Q. How many times can a person be born again? 

A. Once.

Q. How many times can a person be converted?

A. Many times.

The Apostle Peter is an example of this. Although already born again, with God-given insight into the person of Christ (Matt. 16:17),  Jesus told him that some time in the future he would be converted which would result in him being a strengthener of other believers (Luke 22:32).

R. C. Sproul is another example. Again, although born again, dramatically converted, and thoroughly changed in his desires and life, Sproul underwent a further subsequent conversion which was no less dramatic. In chapter 1 of The Holiness of God, he explains how in his early Christian life, “I knew who Jesus was, but God the Father was shrouded in mystery. He was hidden, an enigma to my mind and a stranger to my soul.”

While listening to a boring philosophy lecture in college, the teacher started explaining Augustine’s views on the creation of the world. The next several pages contain the most beautiful writing on God’s creation that I have ever read. Here’s a sample:

The first sound uttered in the universe was the voice of God commanding, “Let there be!”

The command created its own molecules to carry the sound waves of God’s voice farther and farther into space.

As soon as the words left the Creator’s mouth, things began to happen. Where his voice reverberated, stars appeared, glowing in unspeakable brilliance in temp with the song of angels. The force of divine energy splattered against the sky like a kaleidoscope of color hurled from the palette of a powerful artist. Comets crisscrossed the sky with flashing tails like Fourth of July skyrockets.

The Supreme architect gazed at His complex blueprint and shouted commands for the boundaries of the world to be set.

Then God stooped to earth and carefully fashioned a piece of clay. He lifted it gently to His lips and breathed into it. The clay began to move. It began to think. It began to feel. It began to worship. It was alive and stamped with the image of its Creator.

Sproul says he had always known that God created everything out of nothing; but it was when he realized how he did it that his whole view of God changed. He went from being a functional Unitarian to being a worshipping Trinitarian. He describes it as being converted not merely to God the Son, but to God the Father.

Suddenly I had a passion to know God the Father. I wanted to know Him in His majesty, to know Him in His power, to know Him in His august holiness.

It’s beautiful isn’t it! But what can we learn from Sproul’s second conversion? Here are five lessons.

1. Don’t rule out multiple conversions
We have so much to change in our lives, especially in our view of God, that we should not be surprised at subsequent “conversion-like” experiences where God enables us to take a quantum leap in our knowledge and understanding of God. We should be thankful for every such conversion.

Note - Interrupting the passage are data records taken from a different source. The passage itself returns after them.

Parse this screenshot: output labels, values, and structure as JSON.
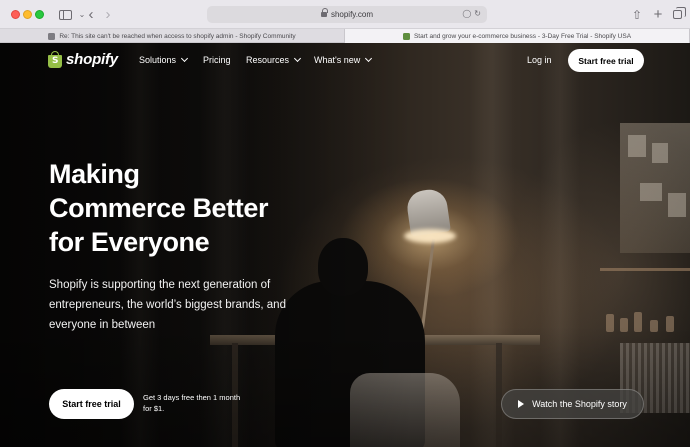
{
  "browser": {
    "url": "shopify.com",
    "tabs": [
      {
        "title": "Re: This site can't be reached when access to shopify admin - Shopify Community",
        "active": false,
        "favicon": "community-favicon"
      },
      {
        "title": "Start and grow your e-commerce business - 3-Day Free Trial - Shopify USA",
        "active": true,
        "favicon": "shopify-favicon"
      }
    ]
  },
  "nav": {
    "logo_text": "shopify",
    "items": [
      {
        "label": "Solutions",
        "has_dropdown": true
      },
      {
        "label": "Pricing",
        "has_dropdown": false
      },
      {
        "label": "Resources",
        "has_dropdown": true
      },
      {
        "label": "What's new",
        "has_dropdown": true
      }
    ],
    "login_label": "Log in",
    "cta_label": "Start free trial"
  },
  "hero": {
    "title_lines": [
      "Making",
      "Commerce Better",
      "for Everyone"
    ],
    "subtitle_lines": [
      "Shopify is supporting the next generation of",
      "entrepreneurs, the world’s biggest brands, and",
      "everyone in between"
    ],
    "cta_label": "Start free trial",
    "trial_note_lines": [
      "Get 3 days free then 1 month",
      "for $1."
    ],
    "watch_label": "Watch the Shopify story"
  },
  "colors": {
    "brand_green": "#95bf47",
    "cta_background": "#ffffff",
    "text": "#ffffff"
  },
  "icons": {
    "browser": [
      "sidebar-toggle-icon",
      "back-icon",
      "forward-icon",
      "lock-icon",
      "translate-icon",
      "reload-icon",
      "share-icon",
      "new-tab-icon",
      "tab-overview-icon"
    ],
    "page": [
      "shopify-bag-icon",
      "chevron-down-icon",
      "play-icon"
    ]
  }
}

2. Don’t seek multiple conversions
God normally works gradually not dramatically. We shouldn’t be worried if we’ve never had such a dramatic experience. The norm for most Christians is a slow gradual process of ongoing conversion in our God-view, self-view, and world-view. Seeking out the sensational or the dramatic is only going to disappoint and discourage.

3. Don’t make Sproul’s experience the norm
R. C. Sproul is a unique man with a unique ministry. Looking back, we now know that God had earmarked him to carry a radical message about the holiness of God to this generation of evangelicals who, like Sproul, were (and are) also guilty of a practical Unitarianism, or a Christo-monism. With that special ministry in view, God gave Him an overwhelming experience of His holiness that would flavor everything he would subsequently do, say, and write.

4. Use Sproul’s experience to challenge your faith
Although we shouldn’t make Sproul’s experience the norm, we should ask ourselves if we too have been guilty of practical unitarianism. Maybe we have focused almost exclusively upon Christ, with no real knowledge of or acquaintance with the Holy Father. If so, then Sproul’s experience should encourage us to ask God to show us His holiness, to reveal Himself to us through His Word. Who knows what might happen. Maybe the next R. C. Sproul is out there and about to be readied for a worldwide ministry.

5. True conversion will make us desire God
There are many spurious spiritual experiences that are nothing but sheer emotionalism, lasting only for a few minutes with no permanent spiritual fruit. But true spiritual experience results in a hunger for God and a passion to know Him, especially in His holiness.